We are thus alienated from the cosmos in which we are nevertheless compelled to live; it is an invisible ground, ever-shifting with unknown tides—those that thrive learn to walk without looking down.2 Yet at some level, all know this world; it has left its marks upon us. Such a cosmos is akin to the negative space left by a word momentarily forgotten; it is an absence, yes, but somehow also certain—if only we could remember its name. This is the proper place of poetry and philosophy, two poles intertwined in an eternal dialectic: that we might thereby see the truth and do our whole duty on our journey to thy sacred seat.
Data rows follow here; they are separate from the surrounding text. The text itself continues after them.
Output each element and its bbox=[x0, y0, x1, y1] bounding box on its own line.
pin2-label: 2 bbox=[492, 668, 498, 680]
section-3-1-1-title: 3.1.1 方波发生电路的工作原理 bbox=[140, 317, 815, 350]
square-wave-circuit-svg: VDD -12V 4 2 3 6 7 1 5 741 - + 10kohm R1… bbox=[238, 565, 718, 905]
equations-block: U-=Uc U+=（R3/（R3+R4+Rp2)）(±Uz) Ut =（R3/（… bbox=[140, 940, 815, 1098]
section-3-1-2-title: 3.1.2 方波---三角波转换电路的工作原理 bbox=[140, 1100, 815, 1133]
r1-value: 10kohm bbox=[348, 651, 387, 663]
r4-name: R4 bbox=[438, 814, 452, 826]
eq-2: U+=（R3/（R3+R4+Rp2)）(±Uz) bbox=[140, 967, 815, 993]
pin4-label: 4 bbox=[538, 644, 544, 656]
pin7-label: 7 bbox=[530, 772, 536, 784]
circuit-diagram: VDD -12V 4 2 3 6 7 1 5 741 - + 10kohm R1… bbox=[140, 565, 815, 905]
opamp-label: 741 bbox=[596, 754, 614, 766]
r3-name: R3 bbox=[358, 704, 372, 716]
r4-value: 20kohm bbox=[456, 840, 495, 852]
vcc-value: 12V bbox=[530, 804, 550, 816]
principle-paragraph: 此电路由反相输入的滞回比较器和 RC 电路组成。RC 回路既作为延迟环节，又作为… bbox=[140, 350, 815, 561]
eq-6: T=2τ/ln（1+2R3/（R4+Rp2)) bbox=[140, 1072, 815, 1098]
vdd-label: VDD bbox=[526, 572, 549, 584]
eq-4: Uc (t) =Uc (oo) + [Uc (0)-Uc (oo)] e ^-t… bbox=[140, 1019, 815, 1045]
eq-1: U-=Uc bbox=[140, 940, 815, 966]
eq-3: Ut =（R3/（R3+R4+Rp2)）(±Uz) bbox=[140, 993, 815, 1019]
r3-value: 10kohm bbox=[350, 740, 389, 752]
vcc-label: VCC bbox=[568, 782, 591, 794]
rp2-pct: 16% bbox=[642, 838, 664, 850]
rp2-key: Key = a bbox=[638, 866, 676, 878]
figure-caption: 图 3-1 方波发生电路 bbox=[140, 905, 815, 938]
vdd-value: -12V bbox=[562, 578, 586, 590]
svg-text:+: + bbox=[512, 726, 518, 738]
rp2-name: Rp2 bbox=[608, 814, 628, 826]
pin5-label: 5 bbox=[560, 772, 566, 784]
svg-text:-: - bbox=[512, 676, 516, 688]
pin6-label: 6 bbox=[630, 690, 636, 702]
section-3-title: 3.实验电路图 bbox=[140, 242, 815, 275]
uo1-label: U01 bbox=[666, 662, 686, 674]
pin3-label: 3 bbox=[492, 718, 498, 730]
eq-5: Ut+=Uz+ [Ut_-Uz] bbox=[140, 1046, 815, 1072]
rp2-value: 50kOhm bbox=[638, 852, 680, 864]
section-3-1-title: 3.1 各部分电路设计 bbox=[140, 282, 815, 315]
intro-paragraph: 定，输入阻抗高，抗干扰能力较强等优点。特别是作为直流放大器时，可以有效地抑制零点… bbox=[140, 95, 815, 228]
What is the good but that which is true and beautiful? This is the true trinity; three in one, one in three; immanent and transcendent: “We shall show them Our signs in the horizons and in themselves, till it is clear to them that it is the truth. Suffices it not as to thy Lord, that He is witness over everything?”
Perhaps only those that fall behind have any cause to do so; hence our “digital salon des refusés.”